GAIA-v2-LILT: Multilingual Adaptation of Agent Benchmark beyond Translation

English-centric agent benchmarks may be causing 32.7% performance drops in other languages.

Deep Dive

Researchers led by Yunsu Kim have released GAIA-v2-LILT, a re-audited multilingual extension of the GAIA agent benchmark that covers five non-English languages. The paper, submitted to arXiv on April 27, 2026, argues that existing multilingual benchmarks rely too heavily on machine translation (MT) and minimal post-editing, which breaks validity for agentic tasks due to query-answer misalignment and culturally off-target context. Their proposed workflow introduces explicit functional alignment, cultural alignment, and difficulty calibration using both automated checks and human review.

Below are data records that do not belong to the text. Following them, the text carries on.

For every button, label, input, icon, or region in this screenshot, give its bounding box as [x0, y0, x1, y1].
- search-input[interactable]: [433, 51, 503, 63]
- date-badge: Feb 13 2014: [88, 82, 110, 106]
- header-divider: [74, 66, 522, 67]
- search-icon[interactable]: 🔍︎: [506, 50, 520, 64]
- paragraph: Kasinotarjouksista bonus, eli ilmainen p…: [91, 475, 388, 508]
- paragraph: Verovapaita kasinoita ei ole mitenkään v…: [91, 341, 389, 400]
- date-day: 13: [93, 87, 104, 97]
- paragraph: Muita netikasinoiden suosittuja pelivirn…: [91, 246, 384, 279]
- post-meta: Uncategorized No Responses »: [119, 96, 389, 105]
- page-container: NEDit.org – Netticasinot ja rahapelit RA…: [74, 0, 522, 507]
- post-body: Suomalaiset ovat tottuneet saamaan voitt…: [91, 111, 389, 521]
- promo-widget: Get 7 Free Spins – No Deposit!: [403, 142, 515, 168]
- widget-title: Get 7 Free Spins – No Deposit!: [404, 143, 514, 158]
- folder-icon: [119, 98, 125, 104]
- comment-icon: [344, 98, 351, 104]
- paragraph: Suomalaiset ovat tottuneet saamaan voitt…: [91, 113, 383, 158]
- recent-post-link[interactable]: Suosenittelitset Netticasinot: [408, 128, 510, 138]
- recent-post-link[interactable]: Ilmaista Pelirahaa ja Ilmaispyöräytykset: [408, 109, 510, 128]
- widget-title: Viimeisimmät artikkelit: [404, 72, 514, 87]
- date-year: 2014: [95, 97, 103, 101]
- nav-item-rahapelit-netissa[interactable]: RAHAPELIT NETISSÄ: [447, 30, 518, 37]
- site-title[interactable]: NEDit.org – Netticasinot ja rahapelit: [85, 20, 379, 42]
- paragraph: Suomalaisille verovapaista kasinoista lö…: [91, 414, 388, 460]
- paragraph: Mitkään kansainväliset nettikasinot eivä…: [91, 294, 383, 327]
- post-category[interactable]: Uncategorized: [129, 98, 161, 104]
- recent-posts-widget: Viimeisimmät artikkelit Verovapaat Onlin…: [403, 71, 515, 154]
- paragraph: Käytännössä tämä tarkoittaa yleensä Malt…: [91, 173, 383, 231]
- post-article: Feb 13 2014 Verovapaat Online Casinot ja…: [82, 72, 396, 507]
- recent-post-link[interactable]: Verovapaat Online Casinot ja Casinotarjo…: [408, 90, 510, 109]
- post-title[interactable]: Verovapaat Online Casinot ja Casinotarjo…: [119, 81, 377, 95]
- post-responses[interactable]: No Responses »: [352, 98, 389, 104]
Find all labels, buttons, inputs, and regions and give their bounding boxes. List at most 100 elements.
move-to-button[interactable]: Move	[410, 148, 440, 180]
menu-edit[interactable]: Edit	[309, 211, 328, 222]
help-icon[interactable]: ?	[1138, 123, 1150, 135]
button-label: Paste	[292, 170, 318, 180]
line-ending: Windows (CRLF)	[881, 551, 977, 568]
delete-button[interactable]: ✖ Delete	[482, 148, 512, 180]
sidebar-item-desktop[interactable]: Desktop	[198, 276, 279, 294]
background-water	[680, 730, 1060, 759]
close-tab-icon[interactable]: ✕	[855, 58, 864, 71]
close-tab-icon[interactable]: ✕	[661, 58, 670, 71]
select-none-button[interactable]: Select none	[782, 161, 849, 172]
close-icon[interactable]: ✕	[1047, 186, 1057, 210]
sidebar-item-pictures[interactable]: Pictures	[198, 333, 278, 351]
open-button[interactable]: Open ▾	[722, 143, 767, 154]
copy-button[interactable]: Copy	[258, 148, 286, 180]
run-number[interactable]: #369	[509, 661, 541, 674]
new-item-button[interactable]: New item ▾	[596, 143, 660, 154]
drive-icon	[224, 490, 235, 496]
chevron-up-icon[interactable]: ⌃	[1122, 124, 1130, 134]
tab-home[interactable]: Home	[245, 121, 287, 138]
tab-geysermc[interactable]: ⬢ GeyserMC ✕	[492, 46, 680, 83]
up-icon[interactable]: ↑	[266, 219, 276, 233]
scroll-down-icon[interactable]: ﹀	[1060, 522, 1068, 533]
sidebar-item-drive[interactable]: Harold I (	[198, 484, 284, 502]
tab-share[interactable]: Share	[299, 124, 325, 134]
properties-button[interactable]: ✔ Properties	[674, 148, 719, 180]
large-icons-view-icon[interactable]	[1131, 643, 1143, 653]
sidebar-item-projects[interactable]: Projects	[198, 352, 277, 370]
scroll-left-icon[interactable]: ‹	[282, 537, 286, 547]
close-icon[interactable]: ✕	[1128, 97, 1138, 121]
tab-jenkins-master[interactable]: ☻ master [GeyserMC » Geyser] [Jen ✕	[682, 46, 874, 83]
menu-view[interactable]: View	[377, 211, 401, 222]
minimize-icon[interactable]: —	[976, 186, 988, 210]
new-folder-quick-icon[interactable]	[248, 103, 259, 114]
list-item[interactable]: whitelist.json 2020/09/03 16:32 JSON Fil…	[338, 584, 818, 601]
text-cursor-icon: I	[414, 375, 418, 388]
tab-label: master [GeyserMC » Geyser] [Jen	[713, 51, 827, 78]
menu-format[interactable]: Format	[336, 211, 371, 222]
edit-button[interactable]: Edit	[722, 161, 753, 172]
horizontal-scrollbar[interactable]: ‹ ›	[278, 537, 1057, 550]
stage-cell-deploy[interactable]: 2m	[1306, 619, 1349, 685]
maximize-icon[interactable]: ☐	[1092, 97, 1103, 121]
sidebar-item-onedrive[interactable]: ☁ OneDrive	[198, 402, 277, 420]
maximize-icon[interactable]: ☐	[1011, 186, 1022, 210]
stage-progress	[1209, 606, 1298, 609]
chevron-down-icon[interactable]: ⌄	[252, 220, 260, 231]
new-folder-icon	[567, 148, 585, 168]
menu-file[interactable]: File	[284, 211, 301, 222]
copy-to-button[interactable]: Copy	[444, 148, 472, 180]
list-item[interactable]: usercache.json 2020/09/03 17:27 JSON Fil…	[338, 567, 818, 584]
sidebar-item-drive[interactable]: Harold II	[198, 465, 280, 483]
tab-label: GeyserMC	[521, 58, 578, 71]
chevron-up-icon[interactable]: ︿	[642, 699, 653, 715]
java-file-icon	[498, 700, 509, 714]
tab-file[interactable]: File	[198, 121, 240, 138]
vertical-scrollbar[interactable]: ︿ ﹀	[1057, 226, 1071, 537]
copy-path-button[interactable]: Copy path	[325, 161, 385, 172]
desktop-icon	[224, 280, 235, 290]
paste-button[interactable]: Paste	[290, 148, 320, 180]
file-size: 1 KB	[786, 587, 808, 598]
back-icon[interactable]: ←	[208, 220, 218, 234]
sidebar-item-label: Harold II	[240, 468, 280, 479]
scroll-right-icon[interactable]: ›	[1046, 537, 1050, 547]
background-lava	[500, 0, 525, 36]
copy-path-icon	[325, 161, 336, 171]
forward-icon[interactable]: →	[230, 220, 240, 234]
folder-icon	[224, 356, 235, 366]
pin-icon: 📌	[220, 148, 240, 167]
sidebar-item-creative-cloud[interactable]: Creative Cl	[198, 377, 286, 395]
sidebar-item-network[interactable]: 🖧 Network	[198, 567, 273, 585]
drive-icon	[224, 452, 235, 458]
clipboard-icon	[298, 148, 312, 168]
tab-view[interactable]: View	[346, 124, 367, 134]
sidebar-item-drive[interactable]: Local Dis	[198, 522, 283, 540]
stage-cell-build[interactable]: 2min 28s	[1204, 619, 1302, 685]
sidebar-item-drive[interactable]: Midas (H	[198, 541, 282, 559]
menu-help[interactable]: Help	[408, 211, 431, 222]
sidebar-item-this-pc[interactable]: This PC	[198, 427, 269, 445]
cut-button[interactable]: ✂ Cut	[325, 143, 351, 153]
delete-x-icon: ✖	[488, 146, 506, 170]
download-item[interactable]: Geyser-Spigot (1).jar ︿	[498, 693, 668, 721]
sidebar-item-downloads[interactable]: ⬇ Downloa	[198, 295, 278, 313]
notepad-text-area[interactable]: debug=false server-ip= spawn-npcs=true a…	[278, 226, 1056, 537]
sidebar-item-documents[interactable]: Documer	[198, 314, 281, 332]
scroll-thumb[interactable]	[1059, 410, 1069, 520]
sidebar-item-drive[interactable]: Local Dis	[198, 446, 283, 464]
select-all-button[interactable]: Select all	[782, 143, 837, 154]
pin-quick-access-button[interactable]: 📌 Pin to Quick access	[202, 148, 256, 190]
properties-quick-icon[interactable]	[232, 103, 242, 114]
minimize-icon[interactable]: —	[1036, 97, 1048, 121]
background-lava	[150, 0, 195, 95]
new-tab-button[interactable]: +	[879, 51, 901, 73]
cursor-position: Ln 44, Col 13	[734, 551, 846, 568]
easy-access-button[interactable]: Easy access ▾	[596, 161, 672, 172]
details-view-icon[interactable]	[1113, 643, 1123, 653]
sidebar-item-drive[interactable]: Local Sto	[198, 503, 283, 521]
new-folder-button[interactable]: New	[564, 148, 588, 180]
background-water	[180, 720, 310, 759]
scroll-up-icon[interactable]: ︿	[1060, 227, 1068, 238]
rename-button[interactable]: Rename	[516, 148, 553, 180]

In experiments, the GAIA-v2-LILT workflow improved agent success rates by up to 32.7% over minimally translated versions, bringing the closest audited setting to within 3.1% of English performance. However, substantial gaps remain in many other cases, indicating that a significant portion of the multilingual performance gap is benchmark-induced measurement error. The data is available as part of the MAPS package, and the code is publicly released. This work motivates task-level alignment when adapting English benchmarks across languages, providing a more accurate foundation for evaluating multilingual AI agents.

Key Points
  • GAIA-v2-LILT covers five non-English languages with functional, cultural, and difficulty calibration beyond simple translation.
  • Improved agent success rates by up to 32.7% over minimally translated versions, closing the gap to within 3.1% of English in best cases.
  • Highlights that multilingual performance gaps are often benchmark-induced measurement errors, not model limitations.

Why It Matters

This benchmark fix ensures multilingual AI agents are evaluated accurately, not penalized by poor translations.